I don’t know. In movies or in life… I just think a lot of movies, in most big movies, I don’t connect with them emotionally. I don’t connect with the characters. The characters feel totally two-dimensional. I can’t see myself in them. I don’t think they really think about the characters. I think they’re thinking about the action figures. About the plot and the effects. And that’s fun. I watch big, dumb event movies. I love ‘em. Give me some popcorn and some 3D glasses and I’ll have a blast. I do feel that there’s an appetite in audiences for a different type of movie, though. Where the characters still live on in their imagination, and people can actually see themselves in them. And they can relate, and access the movie as a compass for what they’re doing. I don’t know if, or I hope I would never make a “message” movie, or anything like that. I don’t know about epidemics. I think there is a lot of lazy filmmaking out there. I think the world needs more films with characters who we can really root for and find ourselves in. That’s where it should start from. Start with simpler stories but more complicated characters. That’s what I want to see, personally, as a film buff.
I think my favorite line in the entire movie is the final line Sutter says to Bob Odenkirk’s character. I’m interested in how you managed to keep such a dramatic scene from fleeing too far from the naturalistic feel of the movie.

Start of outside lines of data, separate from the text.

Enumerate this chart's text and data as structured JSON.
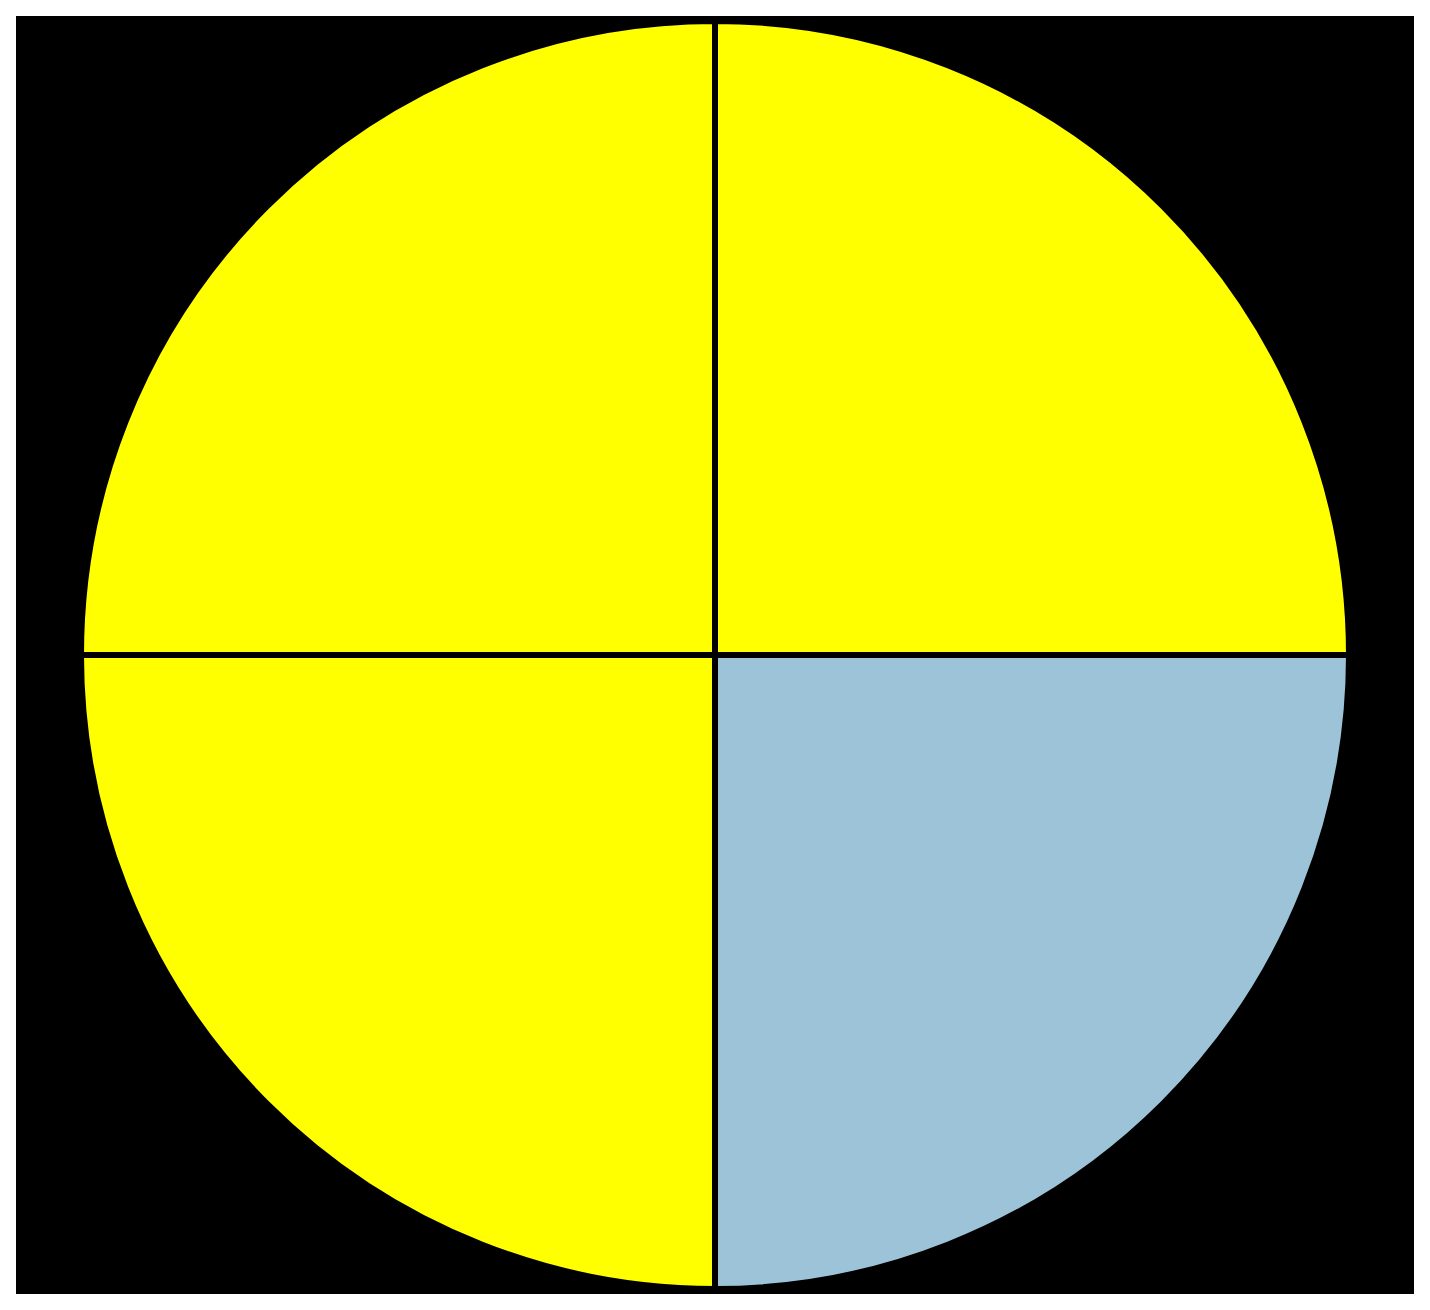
{
  "chart_data": {
    "type": "pie",
    "categories": [
      null,
      null,
      null,
      null
    ],
    "values": [
      25,
      25,
      25,
      25
    ],
    "colors": [
      "#ffff00",
      "#9dc3d9",
      "#ffff00",
      "#ffff00"
    ]
  }
}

It’s of note that the guy who delivering that [scene] is Bob Odenkirk. People know him now from Breaking Bad, but he’s one of the creators and costars of Mr. Show with David Cross. If you want to cast a really funny, boring-looking middle-aged white dude, you couldn’t do much better than Bob Odenkirk. He’s almost like this sad, middle-aged clown, saying something very sobering and very serious. I guess it sort of stems from my value system. I’ve never understood, even from a young age, when I would see in a video store: here’s the drama section, here’s the comedy section. That’s just a movie that I love, and life as I know it doesn’t function that way. Some of the funniest people I know are epically depressed and suicidal. And it goes all ways. I like populating movies with really funny people who can do drama, and vice versa. And just taking the characters seriously. Taking the wants and needs very seriously. Figuring out how to create a story and make the scenes have real stakes. It’s really important to these characters — if there’s no stakes, then who cares? Why watch the movie? Why waste people’s time?